Artist

Martha High

Genre: R&B ,Soul ,Funk ,Early R&B
Origin: U.S.A
Listen on Coda
Martha High, born Martha Harvin, held the longest tenure among James Brown's female vocalists. Her path opened in Washington, D.C., where she and the future Four Jewels—Sandra Bears, Carrie Mingo, Grace Ruffin, and Margie Clark—attended Roosevelt High School and sang at Trinity AME Zion Church; Harvin stepped in only after Mingo stepped out.

Northwest D.C. natives, the singers rehearsed with the Rainbows, the Marquees (Marvin Gaye), and Billy Stewart (Ruffin's cousin) in Bo Diddley's basement. Bob Lee handled early management until Diddley took charge and arranged their first contract with Chess/Checker Records.

On Checker, Chess, Start, and Tec, the Four Jewels placed several regional singles before Harvin arrived. The personnel change yielded an immediate break: under the shortened name Jewels and on Carole King's Dimension imprint, they scored their strongest success with Bears leading “Opportunity,” a track that moved briskly in multiple markets and earned national notice. Its follow-up, “But I Do” b/w “Smokey Joe,” fared far worse, ending the Dimension run.

In 1964 the group joined the James Brown Revue. Harvin, now co-leading with Bears, traveled the country on a nonstop circuit of one-nighters alongside James Crawford, Vicki Anderson, Baby Lloyd, and the 350-pound Elsie “TV Mama” Mae, whose uproarious “All of Me” never failed to ignite crowds. Smash Records documented one such evening on the 1967 LP Presenting the James Brown Show, which omits TV Mama. When the tour reached Detroit the singers tried to audition at Motown, only to find the building closed on their single free day.
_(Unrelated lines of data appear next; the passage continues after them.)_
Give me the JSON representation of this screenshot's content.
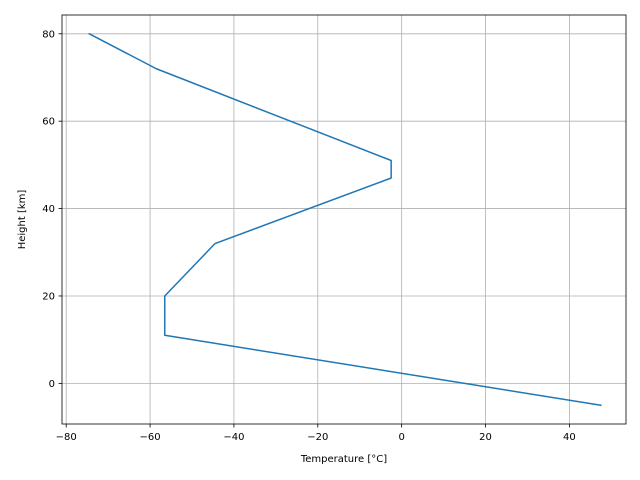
{
  "chart_data": {
    "type": "line",
    "title": "",
    "xlabel": "Temperature [°C]",
    "ylabel": "Height [km]",
    "xlim": [
      -81,
      53.5
    ],
    "ylim": [
      -9.3,
      84.3
    ],
    "xticks": [
      -80,
      -60,
      -40,
      -20,
      0,
      20,
      40
    ],
    "yticks": [
      0,
      20,
      40,
      60,
      80
    ],
    "grid": true,
    "legend": "none",
    "series": [
      {
        "color": "#1f77b4",
        "x": [
          47.5,
          -56.5,
          -56.5,
          -44.5,
          -2.5,
          -2.5,
          -58.5,
          -74.5
        ],
        "y": [
          -5,
          11,
          20,
          32,
          47,
          51,
          72,
          80
        ]
      }
    ]
  }
}
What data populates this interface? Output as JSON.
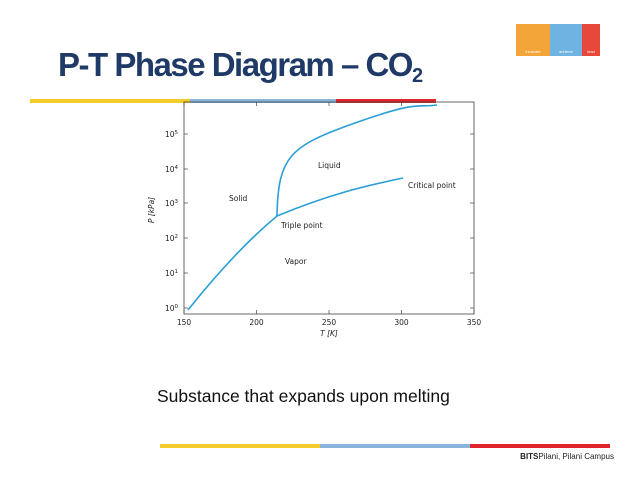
{
  "slide": {
    "title_main": "P-T Phase Diagram – CO",
    "title_sub": "2",
    "caption": "Substance that expands upon melting",
    "footer_bold": "BITS",
    "footer_rest": "Pilani, Pilani Campus",
    "logo_labels": [
      "innovate",
      "achieve",
      "lead"
    ]
  },
  "colors": {
    "title": "#1f3a66",
    "curve": "#2a9ed6",
    "bar_yellow": "#f3cc2b",
    "bar_blue": "#8ab6dd",
    "bar_red": "#e0242b",
    "logo_orange": "#f4a53a",
    "logo_blue": "#6fb3e3",
    "logo_red": "#e8483a"
  },
  "diagram": {
    "xlabel": "T [K]",
    "ylabel": "P [kPa]",
    "xticks": [
      "150",
      "200",
      "250",
      "300",
      "350"
    ],
    "yticks": [
      {
        "base": "10",
        "exp": "0"
      },
      {
        "base": "10",
        "exp": "1"
      },
      {
        "base": "10",
        "exp": "2"
      },
      {
        "base": "10",
        "exp": "3"
      },
      {
        "base": "10",
        "exp": "4"
      },
      {
        "base": "10",
        "exp": "5"
      }
    ],
    "regions": [
      "Solid",
      "Liquid",
      "Vapor"
    ],
    "annotations": [
      "Triple point",
      "Critical point"
    ]
  }
}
After eighteen months and two James Brown–produced 45s, the Jewels disbanded yet stayed active in music for the rest of their careers. Harvin adopted the name Martha High and remained with Brown more than thirty years, appearing on his ecology-themed “Summertime” and on the James Brown Original Funky Divas collection; Salsoul Records released her self-titled solo album in 1979. Fans remember her from those shows as the jet-black sister with glowing blond hair.

High left Brown near 1995 to tour with former Brown saxophonist Maceo Parker, whose band included Parker, High, Charles “Sweet Charles” Sherrell (ex–James Brown vocalist), guitarist Bruno Speight, vocalist Corey Parker, trombonist Greg Boyer, drummer Jerome Thomas, bassist Rodney “Skeet” Curtis, trumpeter Ron Tooley, and organist Will Boulware.